Night Moves (1975): Arthur Penn’s Underestimated Neo Film Noir, Starring Gene Hackman, Jennifer Warren, Melanie Griffith

Arthur Penn directed Night Moves, an uncompromisingly grim and despairing neo-noir, boasting a glorious cast, headed by Gene Hackman, Jennifer Warren, Susan Clark, and with supporting performances from Melanie Griffith and James Woods.

Grade: A (***** out of *****)

Night Moves
A small seaplane is about to land on water in the background. A paper card, which is the private investigator's license for Harry Moseby, is partially immersed in the water in the foreground. The face of Gene Hackman, who played Harry Moseby, is superposed, as is the text "What private eye Harry Moseby doesn't know about the girl he's looking for .... just might get him killed".

Original theatrical poster

A neo-classic private eye, the tale centers on a Los Angeles private investigator who uncovers a series of sinister events while searching for the missing teenage daughter of a former movie actress.

The film is based on original screenplay by the Scottish writer Alan Sharp.

Night Moves’s original title, Dark Tower, had to be changed so as to not confuse it with the 1974 blockbuster The Towering Inferno.

Although Night Moves was not successful at the time of its release, it has attracted viewers and significant critical attention following its DVD releases. It is now considered a seminal modern noir work, reflective if the post-Vietnam era.
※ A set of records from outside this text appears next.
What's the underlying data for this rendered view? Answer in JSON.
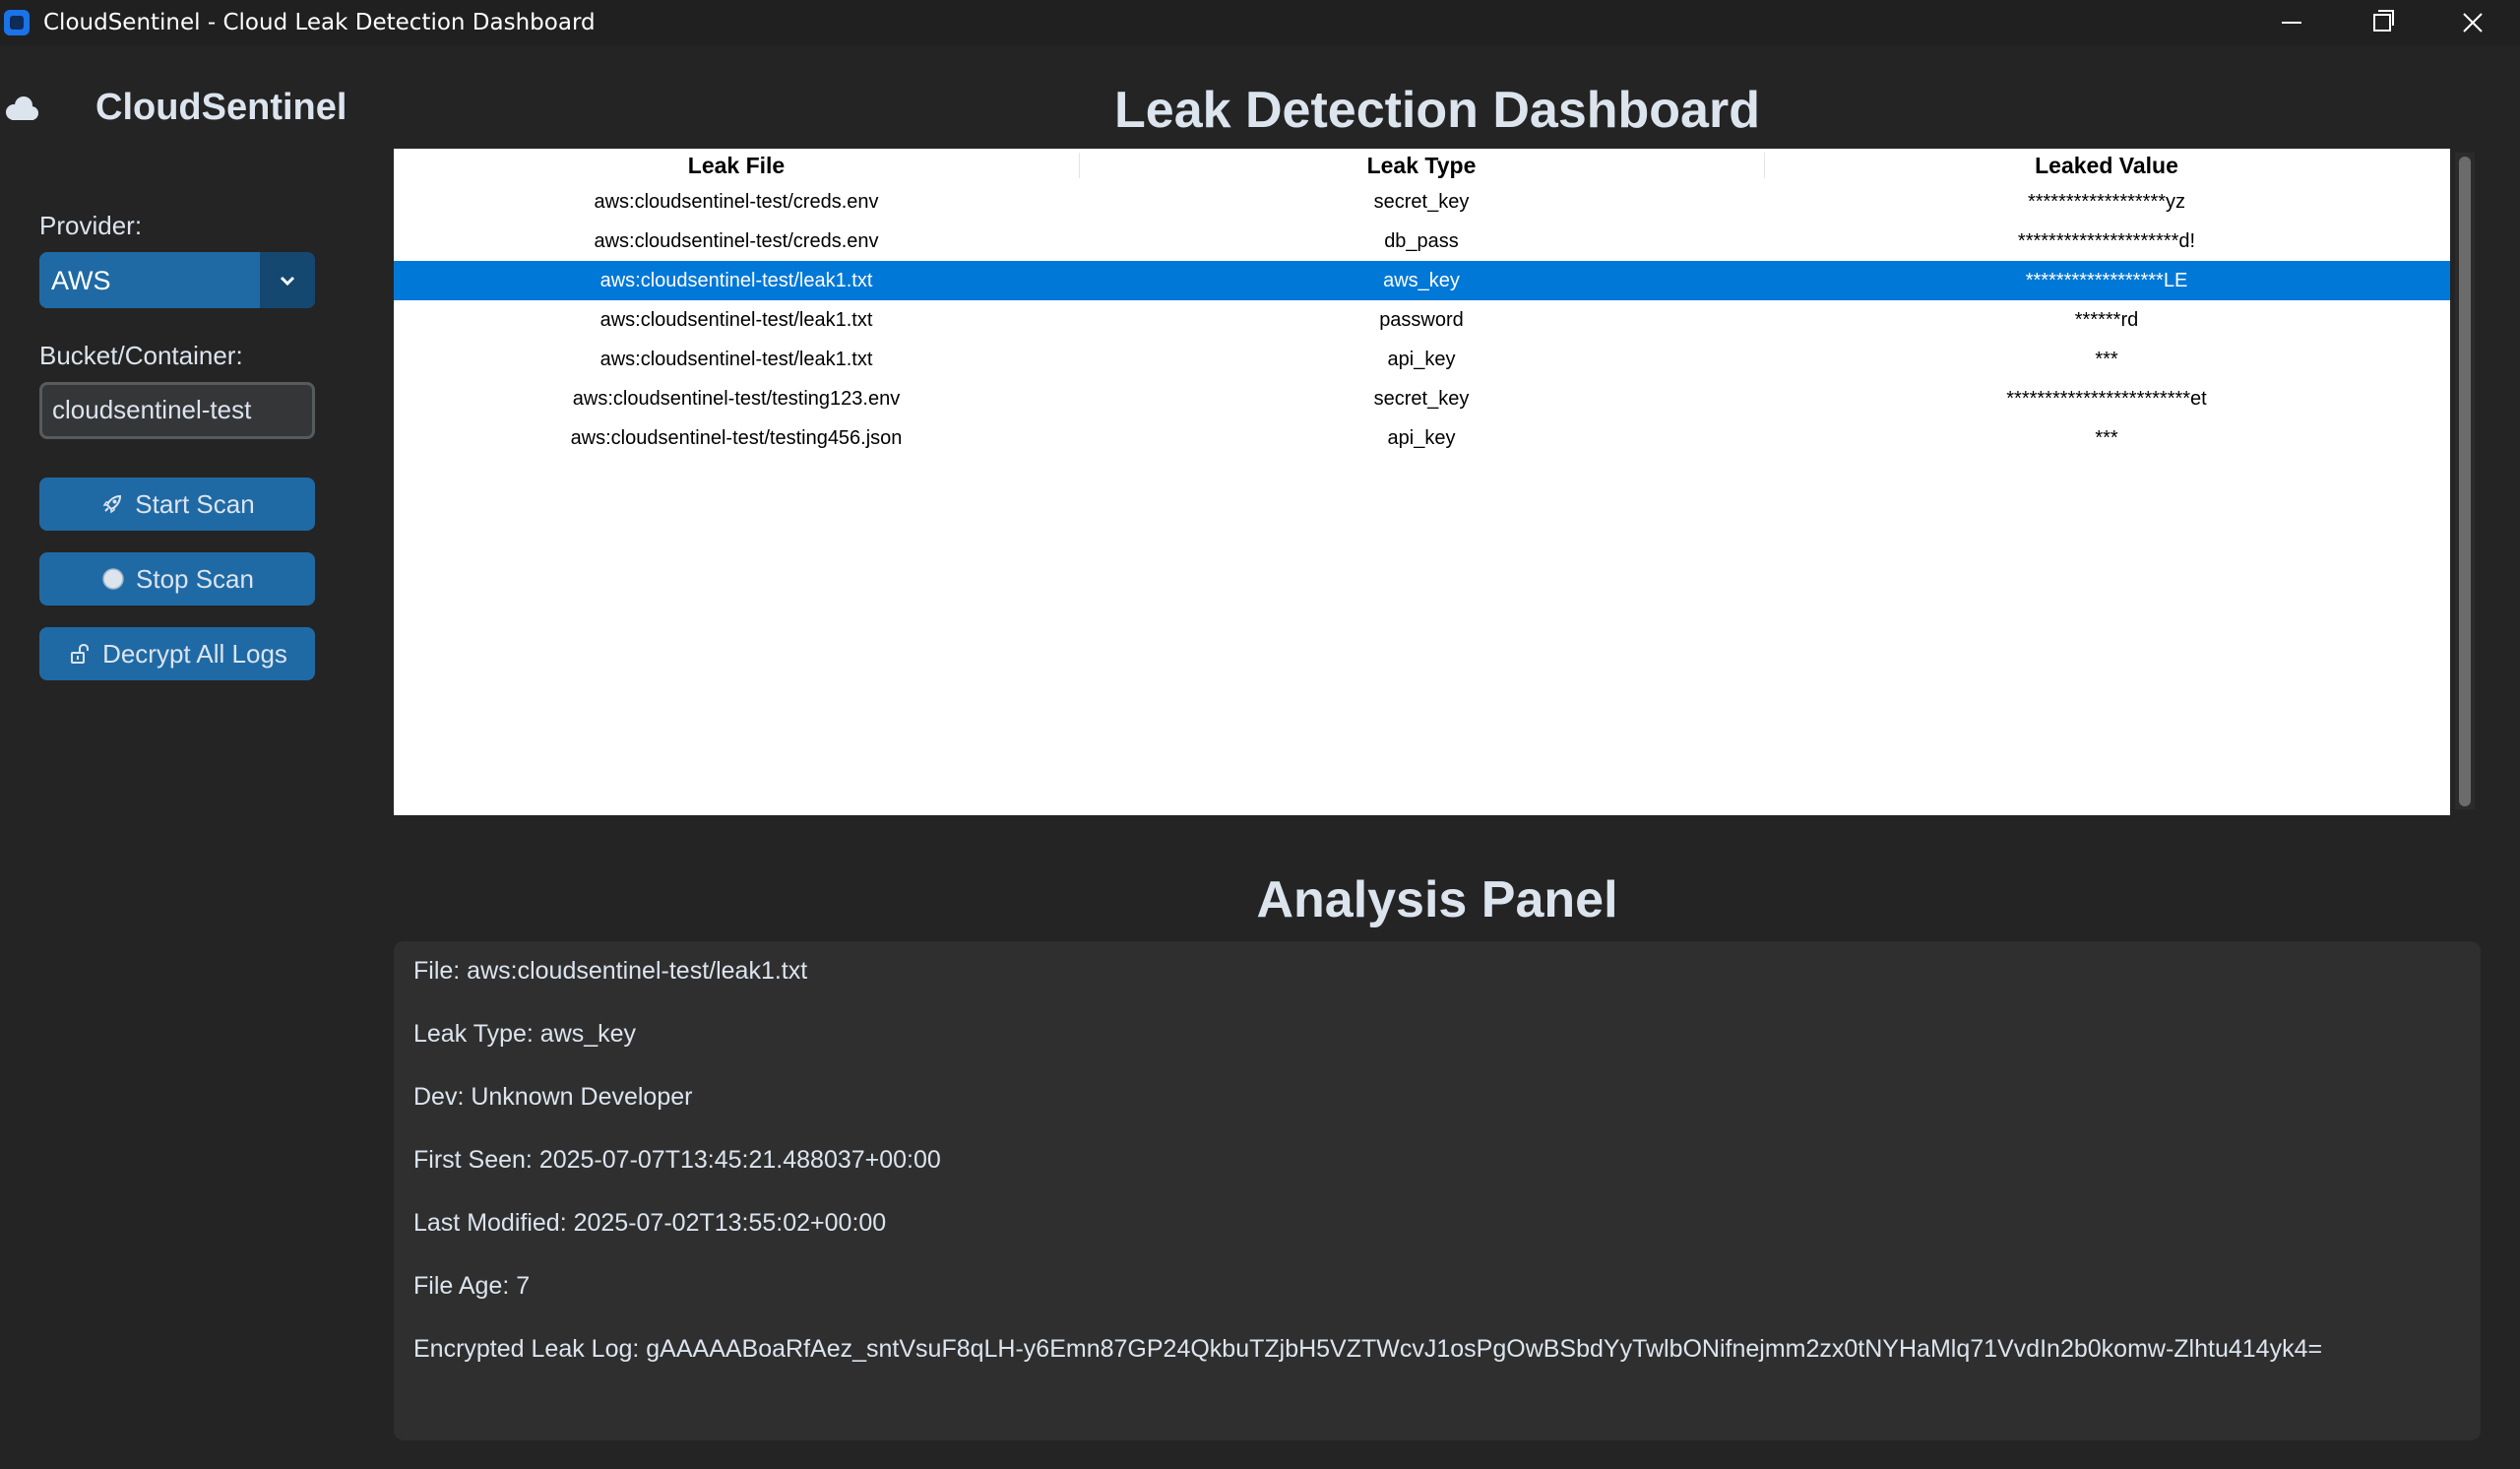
{
  "window": {
    "title": "CloudSentinel - Cloud Leak Detection Dashboard"
  },
  "sidebar": {
    "brand": "CloudSentinel",
    "provider_label": "Provider:",
    "provider_value": "AWS",
    "bucket_label": "Bucket/Container:",
    "bucket_value": "cloudsentinel-test",
    "buttons": {
      "start": "Start Scan",
      "stop": "Stop Scan",
      "decrypt": "Decrypt All Logs"
    }
  },
  "main": {
    "title": "Leak Detection Dashboard",
    "table": {
      "columns": [
        "Leak File",
        "Leak Type",
        "Leaked Value"
      ],
      "selected_row": 2,
      "rows": [
        [
          "aws:cloudsentinel-test/creds.env",
          "secret_key",
          "******************yz"
        ],
        [
          "aws:cloudsentinel-test/creds.env",
          "db_pass",
          "*********************d!"
        ],
        [
          "aws:cloudsentinel-test/leak1.txt",
          "aws_key",
          "******************LE"
        ],
        [
          "aws:cloudsentinel-test/leak1.txt",
          "password",
          "******rd"
        ],
        [
          "aws:cloudsentinel-test/leak1.txt",
          "api_key",
          "***"
        ],
        [
          "aws:cloudsentinel-test/testing123.env",
          "secret_key",
          "************************et"
        ],
        [
          "aws:cloudsentinel-test/testing456.json",
          "api_key",
          "***"
        ]
      ]
    },
    "analysis": {
      "title": "Analysis Panel",
      "lines": [
        "File: aws:cloudsentinel-test/leak1.txt",
        "Leak Type: aws_key",
        "Dev: Unknown Developer",
        "First Seen: 2025-07-07T13:45:21.488037+00:00",
        "Last Modified: 2025-07-02T13:55:02+00:00",
        "File Age: 7",
        "Encrypted Leak Log: gAAAAABoaRfAez_sntVsuF8qLH-y6Emn87GP24QkbuTZjbH5VZTWcvJ1osPgOwBSbdYyTwlbONifnejmm2zx0tNYHaMlq71VvdIn2b0komw-Zlhtu414yk4="
      ]
    }
  },
  "colors": {
    "background": "#242424",
    "accent": "#1f6aa5",
    "selection": "#0078d7",
    "panel": "#2f2f2f"
  }
}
Harry Moseby is a retired professional football player now working as a private investigator in Los Angeles. He accidentally discovers that his wife Ellen is having an affair with Marty Heller.

Aging former actress Arlene Iverson hires Harry to find her teenage daughter, Delly Grastner. Long divorced from Delly’s father, a rich film producer, Arlene’s only income comes from her daughter’s trust fund, but it requires Delly to be living with her.

Arlene gives Harry the name of the guy Delly has been dating, a mechanic called Quentin. Quentin tells Harry that he last saw Delly at a New Mexico film location, where she started flirting with one of Arlene’s old flames, stuntman Marv Ellman. Harry realizes that the injuries to Quentin’s face are from fighting the stuntman and sympathizes with his bitterness towards Delly.

He travels to the film location and talks to Marv and stunt coordinator Joey Ziegler. Before returning to Los Angeles, Harry is surprised to see Quentin working on Marv’s stunt plane. Joey explains that Quentin is called in by the production company to tend to their stunt vehicles.

Delly ditched Quentin and shacked up with Marv, only to disappear again. Harry suspects that Delly may be trying to seduce her mother’s ex-lovers and travels to the Florida Keys, where her stepfather Tom Iverson lives. Harry finds Delly staying with Tom and his girlfriend Paula.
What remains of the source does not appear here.